Notes From Hidden Britain with Green Flag

A Classical Music Journey across the UK

Elgar inspiring landscape: Malvern Hills in the snow

Intrepid explorer and broadcaster Ben Fogle embarked on a classical music journey around the UK for Classic FM's show Notes From Hidden Britain. You can re-live Ben's musical road trip by listening to the Notes From Hidden Britain podcast and viewing a selection of our favourite galleries below. 

What was it about the island of Staffa that so inspired Mendelssohn to compose his Hebrides Overture?  Why were Worcestershire’s beautiful Malvern Hills so important in influencing the great English composer Edward Elgar?  And which Brit was inspired to compose a piece about the Cornish town of Tintagel after spending a rather steamy weekend away there with his mistress?  These were just some of the questions asked by Ben Fogle during his Classic FM show Notes From Hidden Britain. 

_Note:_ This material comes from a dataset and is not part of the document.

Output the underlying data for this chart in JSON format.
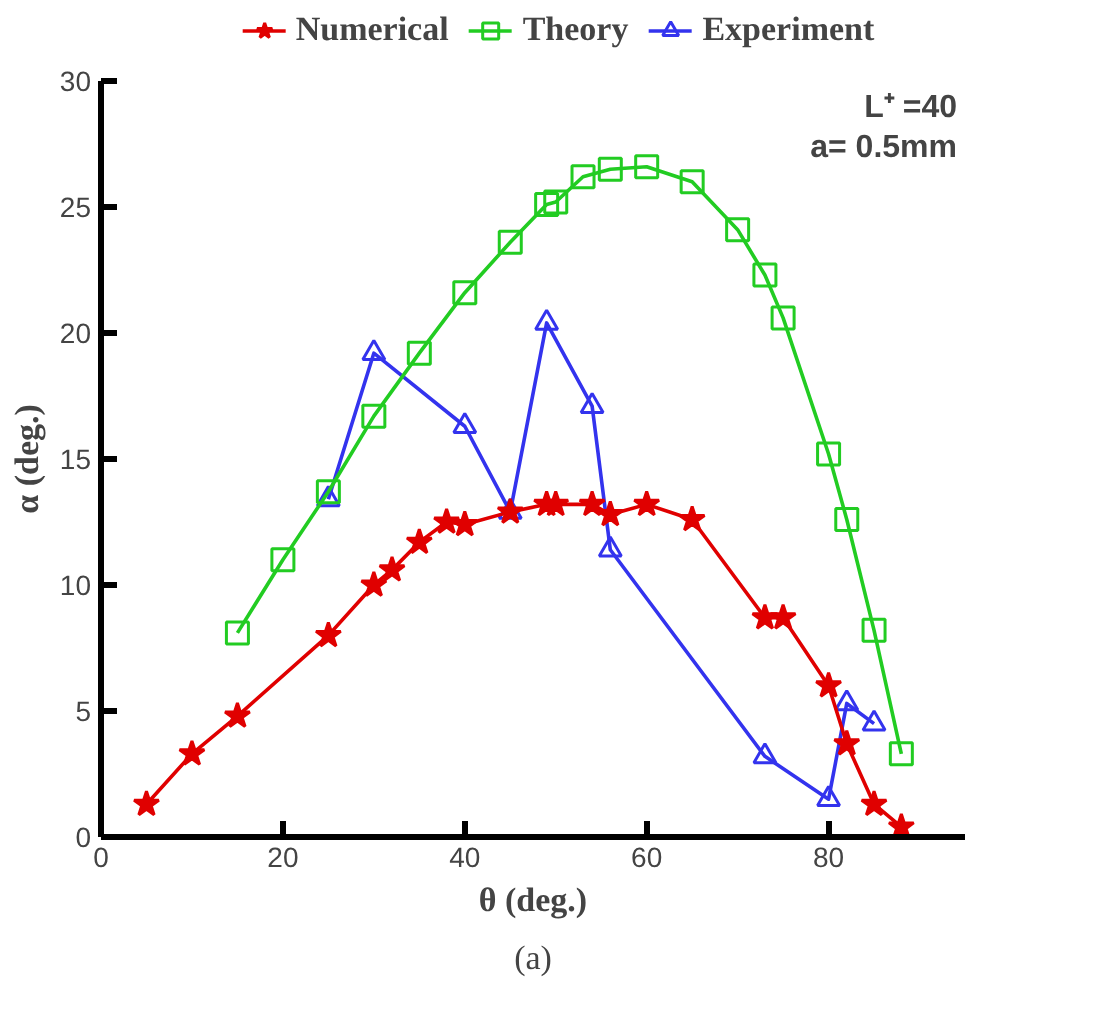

Notes From Hidden Britain launched at the beginning of May this year.  Running for 18 weeks, the series encompassed all sorts of intriguing journeys: from Llangollen in North Wales, bumping into William Walton and Peter Maxwell Davies in Manchester; and visiting a concert hall in Liverpool that was as popular with Charles Dickens as it was with classical musicians.

The British Isles have been responsible for all sorts of home-grown music-making, but composers from further afield have also been inspired by these shores.  Ben uncovered the reason why Haydn’s set of London symphonies is so named; he points out the link between Sibelius and the north-west of England; and he revealed why Max Bruch fell in love with Scotland.